Silvia Martínez Falquina

silviaMFSilvia Martínez-Falquina is Senior lecturer of English at the Department of English and German of the University of Zaragoza. After completing her Bachelor's Degree in English Philology at the University of Oviedo, for which she was awarded the Excellency Award in January 2002, she obtained a competitive national scholarship to pursue her doctoral studies at the University of Oviedo, and she was a long-term research scholar at Michigan State University (graduate) and Glasgow University (postdoctoral). Her PhD dissertation, entitled Ceremonias postindias: transgresión y re/visión de fronteras en la narrativa de Louise Erdrich (Postindian Ceremonies: Border Transgression and Re/vision in Louise Erdrich's Narratives) was awarded the Excellency Doctorate Award. The dissertation was published by Oviedo University Press in 2002.

Martínez-Falquina has held teaching positions at the University of Oviedo, Saginaw Chippewa Tribal College, Glasgow University, and the University of Zaragoza, where she currently teaches US Literature.
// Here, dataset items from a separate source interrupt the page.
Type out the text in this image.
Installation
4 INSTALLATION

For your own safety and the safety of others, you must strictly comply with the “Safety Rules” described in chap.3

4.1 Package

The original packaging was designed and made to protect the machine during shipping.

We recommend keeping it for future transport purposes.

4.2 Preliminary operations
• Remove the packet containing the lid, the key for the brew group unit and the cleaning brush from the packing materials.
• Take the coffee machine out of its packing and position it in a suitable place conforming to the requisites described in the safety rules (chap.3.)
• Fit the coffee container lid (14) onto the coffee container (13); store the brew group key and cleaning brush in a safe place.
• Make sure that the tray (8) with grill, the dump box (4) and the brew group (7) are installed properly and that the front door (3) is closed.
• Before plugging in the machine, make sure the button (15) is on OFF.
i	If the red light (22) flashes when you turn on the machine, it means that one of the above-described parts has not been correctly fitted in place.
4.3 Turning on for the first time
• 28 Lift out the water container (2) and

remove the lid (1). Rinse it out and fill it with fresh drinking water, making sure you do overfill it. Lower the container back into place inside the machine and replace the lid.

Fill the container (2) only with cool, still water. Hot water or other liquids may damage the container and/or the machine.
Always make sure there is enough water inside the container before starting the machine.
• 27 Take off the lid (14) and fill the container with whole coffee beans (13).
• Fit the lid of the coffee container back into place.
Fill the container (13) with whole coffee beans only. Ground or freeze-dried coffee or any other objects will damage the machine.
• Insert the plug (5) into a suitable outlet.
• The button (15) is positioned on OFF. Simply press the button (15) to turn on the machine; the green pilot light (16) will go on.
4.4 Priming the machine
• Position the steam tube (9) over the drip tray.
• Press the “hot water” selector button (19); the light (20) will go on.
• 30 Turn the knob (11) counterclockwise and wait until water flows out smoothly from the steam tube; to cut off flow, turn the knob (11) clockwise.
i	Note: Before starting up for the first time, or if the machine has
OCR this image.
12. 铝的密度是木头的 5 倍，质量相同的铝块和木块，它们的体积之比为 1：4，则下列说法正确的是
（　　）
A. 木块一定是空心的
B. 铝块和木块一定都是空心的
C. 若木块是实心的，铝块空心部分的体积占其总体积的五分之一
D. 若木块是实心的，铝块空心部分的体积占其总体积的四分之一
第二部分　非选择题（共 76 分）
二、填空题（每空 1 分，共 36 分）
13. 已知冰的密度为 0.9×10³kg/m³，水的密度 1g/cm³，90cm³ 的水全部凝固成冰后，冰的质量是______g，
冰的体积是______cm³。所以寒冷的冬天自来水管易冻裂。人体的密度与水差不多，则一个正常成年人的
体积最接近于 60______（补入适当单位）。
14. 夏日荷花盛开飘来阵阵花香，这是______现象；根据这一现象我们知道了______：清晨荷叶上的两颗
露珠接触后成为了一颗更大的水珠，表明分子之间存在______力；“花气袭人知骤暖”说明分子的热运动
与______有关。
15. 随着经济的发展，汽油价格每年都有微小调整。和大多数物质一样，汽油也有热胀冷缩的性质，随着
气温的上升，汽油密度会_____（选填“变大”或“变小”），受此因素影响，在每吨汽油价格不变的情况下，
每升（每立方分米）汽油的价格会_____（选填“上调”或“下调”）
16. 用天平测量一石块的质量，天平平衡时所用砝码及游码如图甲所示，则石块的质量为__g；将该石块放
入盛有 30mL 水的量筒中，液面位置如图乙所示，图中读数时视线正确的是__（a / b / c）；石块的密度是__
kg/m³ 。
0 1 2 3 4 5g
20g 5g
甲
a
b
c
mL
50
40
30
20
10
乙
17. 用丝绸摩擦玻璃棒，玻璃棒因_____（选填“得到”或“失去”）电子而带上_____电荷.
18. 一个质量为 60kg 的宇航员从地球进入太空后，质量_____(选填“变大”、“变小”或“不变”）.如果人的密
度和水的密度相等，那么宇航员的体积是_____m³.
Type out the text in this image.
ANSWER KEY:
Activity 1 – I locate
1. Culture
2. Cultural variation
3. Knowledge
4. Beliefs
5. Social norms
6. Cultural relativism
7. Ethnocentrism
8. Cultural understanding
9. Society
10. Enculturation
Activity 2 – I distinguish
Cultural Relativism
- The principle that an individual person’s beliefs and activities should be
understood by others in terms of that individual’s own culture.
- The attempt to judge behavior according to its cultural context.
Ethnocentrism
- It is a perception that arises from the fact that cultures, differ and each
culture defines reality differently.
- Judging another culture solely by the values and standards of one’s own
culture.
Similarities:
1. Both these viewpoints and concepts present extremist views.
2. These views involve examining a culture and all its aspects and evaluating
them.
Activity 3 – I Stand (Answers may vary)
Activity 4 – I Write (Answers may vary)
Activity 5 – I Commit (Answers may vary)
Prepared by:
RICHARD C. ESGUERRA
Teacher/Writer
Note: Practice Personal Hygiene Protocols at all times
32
She has also taught various courses in North American Literature, Native American Literatures, English Pronunciation, English language, and Spanish.

A specialist in contemporary Native American fiction, as well as ethnic and women’s US writing, she published Indias y fronteras: El discurso en torno a la mujer étnica (KRK, 2004, winner of the I AUDEM Award for Young Women Researchers); and she coedited On the Turn: The Ethics of Fiction in Contemporary Narrative in English (with Bárbara Arizti, Cambridge Scholar Publishing, 2007), and Stories Through Theories/Theories Through Stories: North American Indian Writing, Storytelling, and Critique (with Gordon Henry and Nieves Pascual, Michigan State UP, 2009). Her most recent articles and book chapters have appeared in Palgrave/MacMillan, Iperstoria, Humanities, Atlantis, ES and REN. As part of the research team directed by Dr. Susana Onega, she is currently studying the new sociocultural paradigm of Transmodernity in Native American fiction.